En 1552, Salah Raïs, pacha d'Alger sous domination turque, attaqua Tombouctou et emmena 10 000 Africains en esclavage. Tombouctou était à cette époque musulmane mais inutile de préciser que pour le pacha d'Alger, les Noirs étaient des sous-musulmans et que les règles s'appliquant aux vrais musulmans (donc ceux à peaux blanches) ne valaient pas tripette en ce qui les concernait.

Dans les pays arabes, les esclaves avaient le nom de « têtes » (ru'us raqiq). C'est le même mot utilisé pour le bétail. Dans les premières décennies de l'expansion islamique, la traite d'êtres humains et leur mise en esclavage par les Arabes concernent tous les kouffar, d'où qu'ils soient. Attention à ne pas se méprendre : cela ne signifie absolument pas qu'il n'y a pas de racisme présent, notamment contre les Noirs - on y reviendra - mais cela signifie que, en ces temps, l'approvisionnement en esclaves est facile aussi bien en Europe, sur la côte-est africaine, dans le Caucase qu'en Asie. Les juifs et les chrétiens étaient épargnés - dans la théorie car dans les faits, de nombreux juifs et chrétiens slaves et caucasiens seront réduits en esclavage en Afrique du nord - par l'asservissement car considérés comme étant des « peuples du Livre ». La condition était pour eux de payer une taxe qui entérinait leur statut de dhimmi. Chrétiens et juifs ayant ce statut de dhimmi pouvaient avoir des esclaves.

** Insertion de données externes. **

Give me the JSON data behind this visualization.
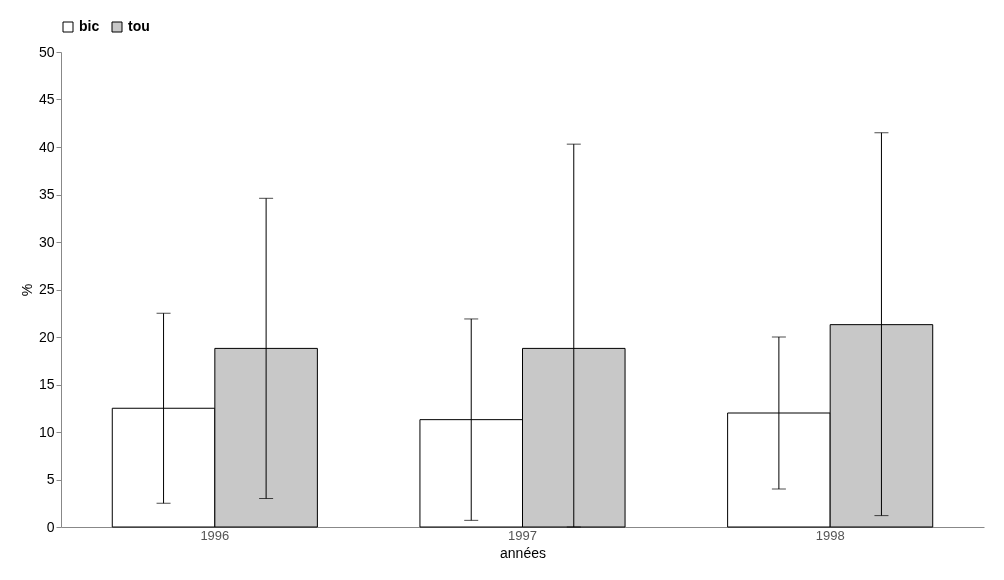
{
  "chart_data": {
    "type": "bar",
    "xlabel": "années",
    "ylabel": "%",
    "categories": [
      "1996",
      "1997",
      "1998"
    ],
    "series": [
      {
        "name": "bic",
        "color": "#ffffff",
        "values": [
          12.5,
          11.3,
          12.0
        ],
        "errors": [
          10.0,
          10.6,
          8.0
        ]
      },
      {
        "name": "tou",
        "color": "#c8c8c8",
        "values": [
          18.8,
          18.8,
          21.3
        ],
        "errors": [
          [
            3.0,
            34.6
          ],
          [
            0,
            40.3
          ],
          [
            1.2,
            41.5
          ]
        ]
      }
    ],
    "ylim": [
      0,
      50
    ],
    "yticks": [
      0,
      5,
      10,
      15,
      20,
      25,
      30,
      35,
      40,
      45,
      50
    ],
    "grid": false,
    "legend": "top"
  }
}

En revanche, la loi islamique obligeait clairement les juifs et les chrétiens à affranchir ou à vendre sur le champ tout esclave - dont ils étaient propriétaires - se convertissant à l'islam. Or cet interdit n'a jamais été appliqué lorsque le maître était musulman. Mais il n'y avait aucun intérêt à se résoudre à interdire un fait qui permettait à tous les régimes islamiques d'exister.

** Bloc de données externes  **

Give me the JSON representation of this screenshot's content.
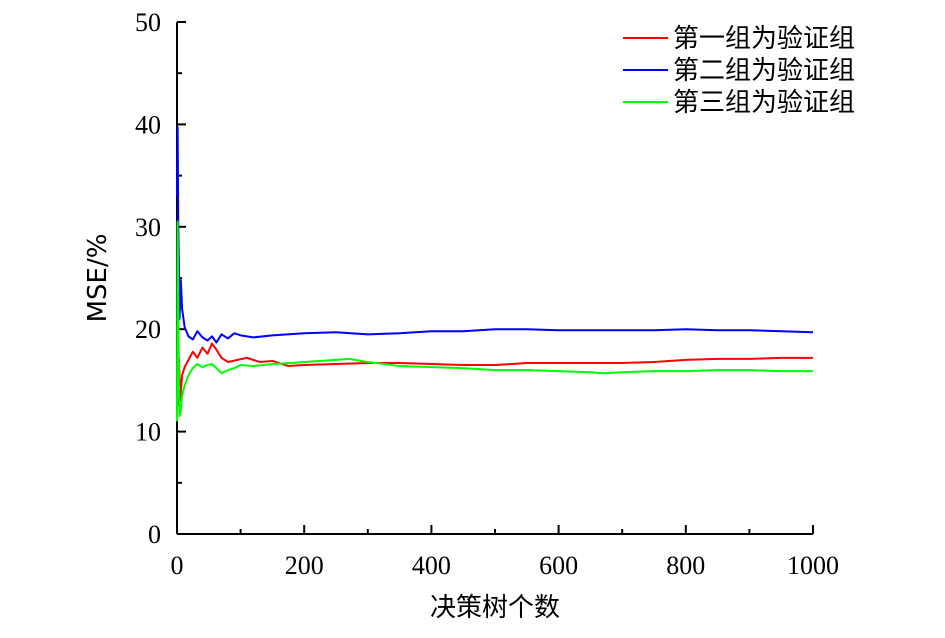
{
  "chart_data": {
    "type": "line",
    "title": "",
    "xlabel": "决策树个数",
    "ylabel": "MSE/%",
    "xlim": [
      0,
      1000
    ],
    "ylim": [
      0,
      50
    ],
    "x_ticks": [
      "0",
      "200",
      "400",
      "600",
      "800",
      "1000"
    ],
    "y_ticks": [
      "0",
      "10",
      "20",
      "30",
      "40",
      "50"
    ],
    "grid": false,
    "legend_position": "top-right",
    "series": [
      {
        "name": "第一组为验证组",
        "color": "#ff0000",
        "points": [
          [
            1,
            12.5
          ],
          [
            2,
            15.0
          ],
          [
            3,
            17.2
          ],
          [
            5,
            13.0
          ],
          [
            8,
            15.5
          ],
          [
            12,
            16.3
          ],
          [
            18,
            17.0
          ],
          [
            25,
            17.8
          ],
          [
            32,
            17.2
          ],
          [
            40,
            18.2
          ],
          [
            48,
            17.6
          ],
          [
            55,
            18.6
          ],
          [
            62,
            18.0
          ],
          [
            70,
            17.2
          ],
          [
            80,
            16.8
          ],
          [
            95,
            17.0
          ],
          [
            110,
            17.2
          ],
          [
            130,
            16.8
          ],
          [
            150,
            16.9
          ],
          [
            175,
            16.4
          ],
          [
            200,
            16.5
          ],
          [
            250,
            16.6
          ],
          [
            300,
            16.7
          ],
          [
            350,
            16.7
          ],
          [
            400,
            16.6
          ],
          [
            450,
            16.5
          ],
          [
            500,
            16.5
          ],
          [
            550,
            16.7
          ],
          [
            600,
            16.7
          ],
          [
            650,
            16.7
          ],
          [
            700,
            16.7
          ],
          [
            750,
            16.8
          ],
          [
            800,
            17.0
          ],
          [
            850,
            17.1
          ],
          [
            900,
            17.1
          ],
          [
            950,
            17.2
          ],
          [
            1000,
            17.2
          ]
        ]
      },
      {
        "name": "第二组为验证组",
        "color": "#0000ff",
        "points": [
          [
            0,
            33.0
          ],
          [
            1,
            39.7
          ],
          [
            2,
            30.0
          ],
          [
            3,
            26.0
          ],
          [
            4,
            21.0
          ],
          [
            5,
            23.0
          ],
          [
            6,
            24.8
          ],
          [
            8,
            22.0
          ],
          [
            12,
            20.2
          ],
          [
            18,
            19.3
          ],
          [
            25,
            19.0
          ],
          [
            32,
            19.8
          ],
          [
            40,
            19.2
          ],
          [
            48,
            18.9
          ],
          [
            55,
            19.3
          ],
          [
            62,
            18.7
          ],
          [
            70,
            19.5
          ],
          [
            80,
            19.1
          ],
          [
            90,
            19.6
          ],
          [
            100,
            19.4
          ],
          [
            120,
            19.2
          ],
          [
            150,
            19.4
          ],
          [
            200,
            19.6
          ],
          [
            250,
            19.7
          ],
          [
            300,
            19.5
          ],
          [
            350,
            19.6
          ],
          [
            400,
            19.8
          ],
          [
            450,
            19.8
          ],
          [
            500,
            20.0
          ],
          [
            550,
            20.0
          ],
          [
            600,
            19.9
          ],
          [
            650,
            19.9
          ],
          [
            700,
            19.9
          ],
          [
            750,
            19.9
          ],
          [
            800,
            20.0
          ],
          [
            850,
            19.9
          ],
          [
            900,
            19.9
          ],
          [
            950,
            19.8
          ],
          [
            1000,
            19.7
          ]
        ]
      },
      {
        "name": "第三组为验证组",
        "color": "#00ff00",
        "points": [
          [
            0,
            11.0
          ],
          [
            1,
            30.5
          ],
          [
            2,
            23.0
          ],
          [
            3,
            15.0
          ],
          [
            4,
            11.5
          ],
          [
            6,
            12.0
          ],
          [
            8,
            13.5
          ],
          [
            12,
            14.5
          ],
          [
            18,
            15.5
          ],
          [
            25,
            16.2
          ],
          [
            32,
            16.6
          ],
          [
            40,
            16.3
          ],
          [
            48,
            16.5
          ],
          [
            55,
            16.6
          ],
          [
            62,
            16.2
          ],
          [
            70,
            15.7
          ],
          [
            80,
            16.0
          ],
          [
            90,
            16.2
          ],
          [
            100,
            16.5
          ],
          [
            120,
            16.4
          ],
          [
            150,
            16.6
          ],
          [
            180,
            16.7
          ],
          [
            200,
            16.8
          ],
          [
            250,
            17.0
          ],
          [
            270,
            17.1
          ],
          [
            300,
            16.8
          ],
          [
            350,
            16.4
          ],
          [
            400,
            16.3
          ],
          [
            450,
            16.2
          ],
          [
            500,
            16.0
          ],
          [
            550,
            16.0
          ],
          [
            600,
            15.9
          ],
          [
            650,
            15.8
          ],
          [
            670,
            15.7
          ],
          [
            700,
            15.8
          ],
          [
            750,
            15.9
          ],
          [
            800,
            15.9
          ],
          [
            850,
            16.0
          ],
          [
            900,
            16.0
          ],
          [
            950,
            15.9
          ],
          [
            1000,
            15.9
          ]
        ]
      }
    ]
  }
}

Une fois que la communauté des croyants va s'universaliser, les Arabes vont commencer à avoir une attitude différente envers les musulmans en fonction de leur couleur. Et les Africains vont s'en rendre compte très vite :

« Dans l'ensemble, les juristes musulmans estimaient que le châtiment des musulmans fautifs ne devrait pas aller jusqu'à l'asservissement. En revanche cela pouvait être justifié, dans certains cas, par l'hérésie ou l'apostasie. Là où cette doctrine était acceptée, elle encouragea les candidats à la razzia à accuser d'apostasie qui que ce fût qu'ils voulaient attaquer pour de tout autres raisons. [...] Si les Arabes et, de façon générale, les musulmans, asservissaient leurs coreligionnaires, pratique dont l'impact reste inconnu, cela concernait habituellement des Africains et non des Blancs. Il arrivait aussi, de temps en temps, que des Arabes tombent en esclavage mais, le plus souvent, des membres de leur tribu les rachetaient. De toute façon ce n'était pas courant. [...] »[6]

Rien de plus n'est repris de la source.